When people ask me what the best restaurant in Skagit County is, I always tell them, “Nell Thorn in La Conner.” I’ve gotten into a few arguments about this, mostly with fans of the Rhododendron Café, but I stand by my choice. Casey and Susan Schanen have made a cozy, comforting restaurant with great food that’s sourced locally and prepared with incredible attention to detail.
Do you eat upstairs or downstairs? It’s a tough choice. The slightly fancier upstairs dining room takes reservations, which is a very useful thing at Nell Thorn, especially on Friday nights, or when you’re taking your parents out to dinner. But if you don’t mind the occasional wait, I like the downstairs with its cozy English-style pub with wooden booths and funky corner seats. There’s also a deck that’s open in good weather.
Fortunately, the menu is mostly the same upstairs or downstairs. The menu is broken up into “appetizers,” “salads,” “delectable pub grub,” “pasta,” and “from ocean, field and pasture.” If you share with several other people you might be able to try something from each section, but, alas, portions are hearty enough to limit me to just an appetizer and one other dish.
The bread that’s brought to the table when you order is made in-house with the restaurant’s own sourdough starter and hearty whole grain flour. Served with a dish of good olive oil and a splash of balsamic vinegar, it’s the kind of bread that could make a meal all by itself.
It’s impossible to skip an appetizer. A friend of ours is addicted to the duck confit, and often orders it for dinner. At $10 it’s a steal. My entire family is passionately fond of the Calamari Greco ($11, or $6 at happy hour), a dish of squid sautéed with garlic, herbs, chile and a dollop of aioli. The fried polenta with mushrooms and Gorgonzola sauce ($11) is amazing. And I can’t say enough about their oyster shooters (only a buck each during happy hour), which come drenched in spicy horseradish cocktail sauce and a drizzle of salsa verde. Last summer we ate lunch on the deck and went through a plateful of shooters with glasses of chilled rosé, and nothing could have been better.
Salads are stunningly good. I recently overheard another customer asking if they had any salads that weren’t so “weedy,” but I appreciate the fresh mixed greens that change through the seasons. My husband frequently gets the steak salad ($15.95), a huge plate of fresh greens, liberally drizzled with gorgonzola dressing, accompanied by a perfectly cooked piece of steak and a bright green herb sauce, with fun little piles of beets or other vegetables. When the same salad is available with fried squid on top, I nearly always fall for it.
I’m extremely fond of the Pasta del Mar ($21), a tangle of thin noodles drenched in garlicky olive oil and parsley and studded with shrimp, squid and clams. I could eat this forever. There’s also a tomato sauce version. Often there is some sort of handmade fettuccine with wild mushrooms or broccoli rabe.
The menu changes constantly, so it’s always worth checking it over for specials.
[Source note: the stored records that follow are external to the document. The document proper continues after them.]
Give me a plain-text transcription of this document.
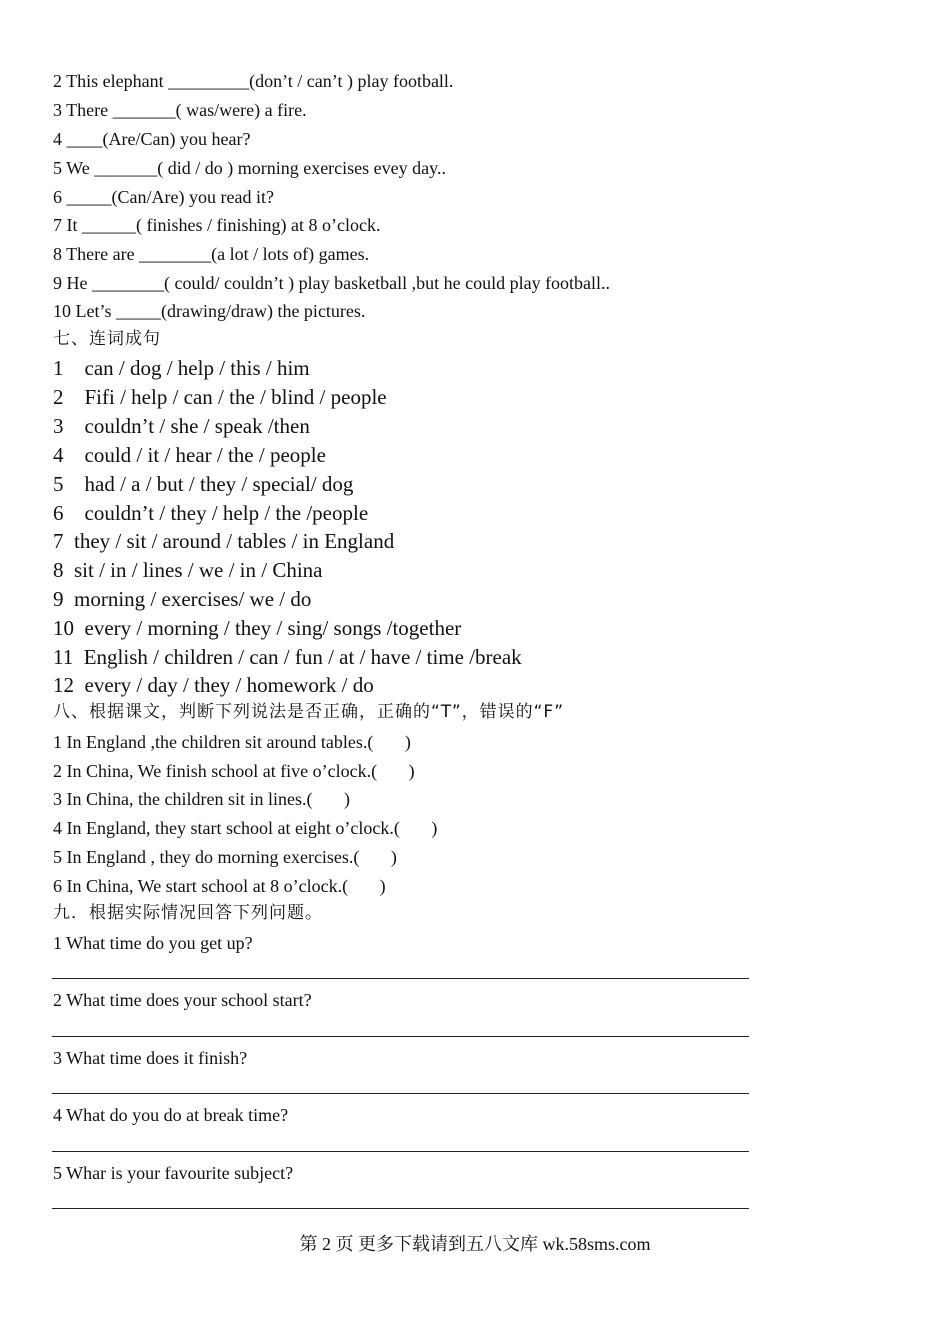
2 This elephant _________(don’t / can’t ) play football.
3 There _______( was/were) a fire.
4 ____(Are/Can) you hear?
5 We _______( did / do ) morning exercises evey day..
6 _____(Can/Are) you read it?
7 It ______( finishes / finishing) at 8 o’clock.
8 There are ________(a lot / lots of) games.
9 He ________( could/ couldn’t ) play basketball ,but he could play football..
10 Let’s _____(drawing/draw) the pictures.
七、连词成句
1    can / dog / help / this / him
2    Fifi / help / can / the / blind / people
3    couldn’t / she / speak /then
4    could / it / hear / the / people
5    had / a / but / they / special/ dog
6    couldn’t / they / help / the /people
7  they / sit / around / tables / in England
8  sit / in / lines / we / in / China
9  morning / exercises/ we / do
10  every / morning / they / sing/ songs /together
11  English / children / can / fun / at / have / time /break
12  every / day / they / homework / do
八、根据课文，判断下列说法是否正确，正确的“T”，错误的“F”
1 In England ,the children sit around tables.(       )
2 In China, We finish school at five o’clock.(       )
3 In China, the children sit in lines.(       )
4 In England, they start school at eight o’clock.(       )
5 In England , they do morning exercises.(       )
6 In China, We start school at 8 o’clock.(       )
九．根据实际情况回答下列问题。
1 What time do you get up?
2 What time does your school start?
3 What time does it finish?
4 What do you do at break time?
5 Whar is your favourite subject?
第 2 页 更多下载请到五八文库 wk.58sms.com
They always, always have steak frites ($24), and it’s a winner—perfectly cooked hanger steak with a huge mound of fries seasoned with “Herbs de Skagit.” The Nell burger ($13.95), available in the downstairs pub, is wonderful plain, but even better with good cheese and some sautéed shiitake mushrooms. But depending on the season or on whatever farm has brought in something unusual, there might also be lamb necks, goat burgers, halibut with miner’s lettuce, albacore with truffled white beans and chanterelles, rabbit with radishes and spring garlic, or nettle ravioli, all made with locally produced or foraged ingredients (a blackboard on the wall near the door lists all the farms and fishermen currently supplying the menu, and it’s a long list).
On our most recent visit I tried the lamb shank. The meat was falling off the bone and incredibly smooth, silky mashed potatoes soaked up the juices. Around the edge were various vegetables, lightly cooked so they retained some crunch, the perfect foil to the tender meat. Last winter I had a very similar dish made with goat shank in Moroccan spices. Both were wonderful.
We rarely get dessert at Nell Thorn—usually I’m just too full and happy—but they have a nice assortment of classic bistro desserts and many gluten-free options, as well as a list of dessert wines and spirits. No matter how you end your meal, you should feel extremely happy.